The Alien Deception Chronicles

A Short-Form Theological Thriller Series

Menga Dolmen’s Medieval Burials: A Megalith That Refused to Become a Ruin

Interior of the Menga Dolmen megalithic chamber with visual overlays suggesting medieval burials and scientific analysis.

A new analysis of the Menga Dolmen in Andalusia found that two men buried there were interred between the 8th and 11th centuries CE, long after the monument was built in the Neolithic. Radiocarbon dating and degraded DNA methods show the site remained in use rather than being abandoned.

The burials were placed face down along the dolmen’s axis, suggesting later communities deliberately reused the monument and adapted its geometry to new ritual practices. The post argues that the find shows how ancient sites can remain culturally significant across very different historical periods.

The Menga Dolmen in Andalusia, Spain—an enormous Neolithic monument roughly 5,000 years old—was supposed to be a relic of prehistory: an impressive stone structure from a vanished world, left behind as time moved on. Instead, a new scientific analysis has revealed something more unsettling and far more interesting: the monument remained ritually active well into the medieval era.  

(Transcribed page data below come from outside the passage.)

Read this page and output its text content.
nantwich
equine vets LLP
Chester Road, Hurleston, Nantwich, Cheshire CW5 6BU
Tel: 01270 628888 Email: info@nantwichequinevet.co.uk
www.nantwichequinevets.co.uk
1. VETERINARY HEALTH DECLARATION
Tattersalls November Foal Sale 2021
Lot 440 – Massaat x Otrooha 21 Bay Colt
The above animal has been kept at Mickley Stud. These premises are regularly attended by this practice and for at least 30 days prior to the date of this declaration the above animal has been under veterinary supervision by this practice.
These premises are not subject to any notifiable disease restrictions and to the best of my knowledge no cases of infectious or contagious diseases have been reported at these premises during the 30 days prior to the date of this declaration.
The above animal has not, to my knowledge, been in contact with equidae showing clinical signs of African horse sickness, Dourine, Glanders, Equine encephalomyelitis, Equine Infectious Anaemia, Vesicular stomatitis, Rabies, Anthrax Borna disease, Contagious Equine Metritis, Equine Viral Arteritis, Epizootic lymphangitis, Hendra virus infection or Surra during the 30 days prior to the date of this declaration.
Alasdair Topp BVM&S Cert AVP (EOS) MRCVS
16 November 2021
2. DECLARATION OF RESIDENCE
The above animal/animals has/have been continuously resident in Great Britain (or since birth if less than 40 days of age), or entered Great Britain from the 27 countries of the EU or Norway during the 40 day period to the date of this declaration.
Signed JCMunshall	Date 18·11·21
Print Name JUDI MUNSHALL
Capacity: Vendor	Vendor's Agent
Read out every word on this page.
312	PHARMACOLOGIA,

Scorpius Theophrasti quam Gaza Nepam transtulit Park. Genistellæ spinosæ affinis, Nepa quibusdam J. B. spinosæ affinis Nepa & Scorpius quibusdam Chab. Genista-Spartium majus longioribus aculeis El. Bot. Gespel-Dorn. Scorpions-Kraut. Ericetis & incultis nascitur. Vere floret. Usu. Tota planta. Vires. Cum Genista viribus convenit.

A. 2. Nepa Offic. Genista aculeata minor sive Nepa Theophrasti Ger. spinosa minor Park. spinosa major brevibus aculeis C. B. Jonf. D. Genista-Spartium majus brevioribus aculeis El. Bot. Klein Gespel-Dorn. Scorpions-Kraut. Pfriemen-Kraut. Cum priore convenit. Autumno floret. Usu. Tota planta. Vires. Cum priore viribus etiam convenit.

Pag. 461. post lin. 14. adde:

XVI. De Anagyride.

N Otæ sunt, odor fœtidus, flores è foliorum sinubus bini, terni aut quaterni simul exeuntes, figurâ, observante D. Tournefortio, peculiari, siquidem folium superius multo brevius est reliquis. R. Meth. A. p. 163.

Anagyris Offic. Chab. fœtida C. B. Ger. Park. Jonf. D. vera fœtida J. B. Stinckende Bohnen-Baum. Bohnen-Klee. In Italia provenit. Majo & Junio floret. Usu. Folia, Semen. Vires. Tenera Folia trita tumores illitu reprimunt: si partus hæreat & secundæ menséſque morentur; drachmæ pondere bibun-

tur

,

Two male skeletons discovered there in 2005 were recently studied using radiocarbon dating and highly degraded DNA recovery methods. The results placed these burials not in the Neolithic, but between the 8th and 11th centuries CE—meaning people were intentionally burying their dead at this megalith thousands of years after it was built.  

Even the burial details resist easy classification. The men were laid face down, aligned with the dolmen’s axis. The positioning echoes aspects of Islamic burial tradition, yet diverges from typical Islamic burials in the region—suggesting that whoever placed these bodies understood the site’s older geometry and deliberately integrated it into a later cultural practice.  

This is exactly the kind of evidence that exposes how fragile our historical “eras” really are. The official story likes clean separations: Neolithic ends, medieval begins, and the past stays politely in its assigned category. But Menga didn’t cooperate. Instead, it functioned like a persistent landmark of power—a physical anchor in the landscape that later societies continued to recognize as significant, even if they no longer understood the original builders.

From the Alien Deception Chronicles perspective, this is what “deception through simplification” looks like. You don’t have to fabricate aliens to distort history—you only have to insist ancient monuments were “abandoned” when they were actually reused, reinterpreted, and reactivated across civilizations.

And that raises the deeper question: what makes a megalithic structure endure not just physically, but culturally? Why did later communities return to it for burial—one of the most symbolically loaded actions a society can take?

Menga behaves less like a tomb and more like a signal tower in time—broadcasting meaning across millennia, pulling humans back into its geometry. The stones remained. The rituals changed. The site kept its grip.

That’s not just archaeology. That’s legacy technology—operating on the human mind.